Я дремал, и почувствовал присутствие других двуногих только тогда, когда какой-то тип с кривым носом и обросшим лицом, сидя напротив меня, принялся громко сморкаться в костёр. Тело нехотя сбрасывало оцепенение после долгого сна, я тем временем успел заметить на коленях своего гостя обрез и услышать за спиной чьё-то дыхание. Утихающими голосами деревья поносили путешественников. Мой костёр недовольно чихнул золой и спрятал огонёк под землю.
Мне даже стало немного любопытно, что мне поведает гость. Да, любая компания мне быстро надоедает, но, как ни крути, я около четырёх декад не слышал человеческого голоса. Но визитёр не собирался коротать время байками у костра. Вместо этого поинтересовался, сопровождает ли кто-то меня, после чего направил на меня оружие и попросил отдать ему моё. Привычным движением я помог мечу пролететь над плечами гостя, после чего наклонился, пропуская возле уха дуплет дроби. Перекатившись, встал на одно колено лицом к тому, что был за моей спиной, и вогнал лезвие снизу, под рёбра.
Печально, что всё так обернулось.
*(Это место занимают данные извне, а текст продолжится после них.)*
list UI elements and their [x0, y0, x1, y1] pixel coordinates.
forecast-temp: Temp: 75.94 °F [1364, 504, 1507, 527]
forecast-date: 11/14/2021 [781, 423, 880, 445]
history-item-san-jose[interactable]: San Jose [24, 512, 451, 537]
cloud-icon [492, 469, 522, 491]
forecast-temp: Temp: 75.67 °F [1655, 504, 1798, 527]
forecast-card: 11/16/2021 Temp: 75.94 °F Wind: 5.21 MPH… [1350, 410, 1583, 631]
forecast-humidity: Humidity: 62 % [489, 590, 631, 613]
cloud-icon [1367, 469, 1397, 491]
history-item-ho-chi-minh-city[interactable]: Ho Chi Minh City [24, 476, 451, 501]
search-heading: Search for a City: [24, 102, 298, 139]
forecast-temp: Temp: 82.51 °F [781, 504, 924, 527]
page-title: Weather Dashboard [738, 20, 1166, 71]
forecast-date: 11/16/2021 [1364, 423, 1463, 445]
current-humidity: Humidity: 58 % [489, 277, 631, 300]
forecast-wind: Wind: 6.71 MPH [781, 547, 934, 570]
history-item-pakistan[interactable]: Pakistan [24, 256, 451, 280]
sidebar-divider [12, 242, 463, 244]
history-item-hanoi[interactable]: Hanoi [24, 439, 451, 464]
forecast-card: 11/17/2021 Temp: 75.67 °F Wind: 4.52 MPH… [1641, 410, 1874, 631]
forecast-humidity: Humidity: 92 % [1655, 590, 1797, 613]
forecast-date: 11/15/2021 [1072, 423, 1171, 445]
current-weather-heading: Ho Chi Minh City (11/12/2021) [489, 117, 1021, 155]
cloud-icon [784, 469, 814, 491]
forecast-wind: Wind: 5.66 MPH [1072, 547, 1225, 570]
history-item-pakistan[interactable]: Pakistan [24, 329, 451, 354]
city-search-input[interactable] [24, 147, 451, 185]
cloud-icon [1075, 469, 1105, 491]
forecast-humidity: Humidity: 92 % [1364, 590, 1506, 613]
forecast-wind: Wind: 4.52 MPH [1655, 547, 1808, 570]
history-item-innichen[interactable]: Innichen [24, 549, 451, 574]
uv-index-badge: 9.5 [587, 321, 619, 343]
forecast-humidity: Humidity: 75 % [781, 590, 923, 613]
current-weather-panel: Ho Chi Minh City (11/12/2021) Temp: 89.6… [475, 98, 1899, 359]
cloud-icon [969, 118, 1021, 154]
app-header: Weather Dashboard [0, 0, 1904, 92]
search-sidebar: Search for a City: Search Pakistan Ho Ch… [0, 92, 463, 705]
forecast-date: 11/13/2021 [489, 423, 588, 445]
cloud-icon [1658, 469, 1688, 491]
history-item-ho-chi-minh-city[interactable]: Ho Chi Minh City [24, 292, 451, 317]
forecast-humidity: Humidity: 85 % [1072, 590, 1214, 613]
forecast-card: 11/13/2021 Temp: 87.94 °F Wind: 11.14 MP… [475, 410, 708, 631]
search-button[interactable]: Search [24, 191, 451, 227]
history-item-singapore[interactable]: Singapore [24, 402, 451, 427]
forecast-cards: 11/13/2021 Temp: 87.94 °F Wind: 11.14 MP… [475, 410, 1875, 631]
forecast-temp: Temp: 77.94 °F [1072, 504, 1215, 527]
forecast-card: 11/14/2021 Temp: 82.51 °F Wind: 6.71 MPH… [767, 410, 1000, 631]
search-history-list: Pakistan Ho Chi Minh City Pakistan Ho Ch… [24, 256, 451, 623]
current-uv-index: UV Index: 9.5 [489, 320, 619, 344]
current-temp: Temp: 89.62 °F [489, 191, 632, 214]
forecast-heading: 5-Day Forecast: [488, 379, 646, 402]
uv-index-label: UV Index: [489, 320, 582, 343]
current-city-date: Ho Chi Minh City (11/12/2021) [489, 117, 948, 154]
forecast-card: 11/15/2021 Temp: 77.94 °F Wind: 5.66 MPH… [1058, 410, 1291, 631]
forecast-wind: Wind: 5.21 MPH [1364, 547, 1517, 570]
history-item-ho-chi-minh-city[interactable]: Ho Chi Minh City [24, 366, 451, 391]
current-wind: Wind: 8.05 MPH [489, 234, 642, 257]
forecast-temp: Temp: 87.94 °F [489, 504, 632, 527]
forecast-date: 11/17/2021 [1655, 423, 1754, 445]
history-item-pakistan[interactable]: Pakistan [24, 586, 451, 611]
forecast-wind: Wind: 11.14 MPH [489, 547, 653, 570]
Я уж думал – посидим, я послушаю их трескотню, и ещё на месяц вперёд освежу память, почему одному лучше. Впрочем, эффект достигнут.
Дневник памяти, день 3***
Наблюдая, как четыре резвые синицы поочерёдно склёвывают веки моего гостя, я вдруг понял, что ни разу не опускался до каннибализма. А ведь были благоприятные для этого моменты, и не раз.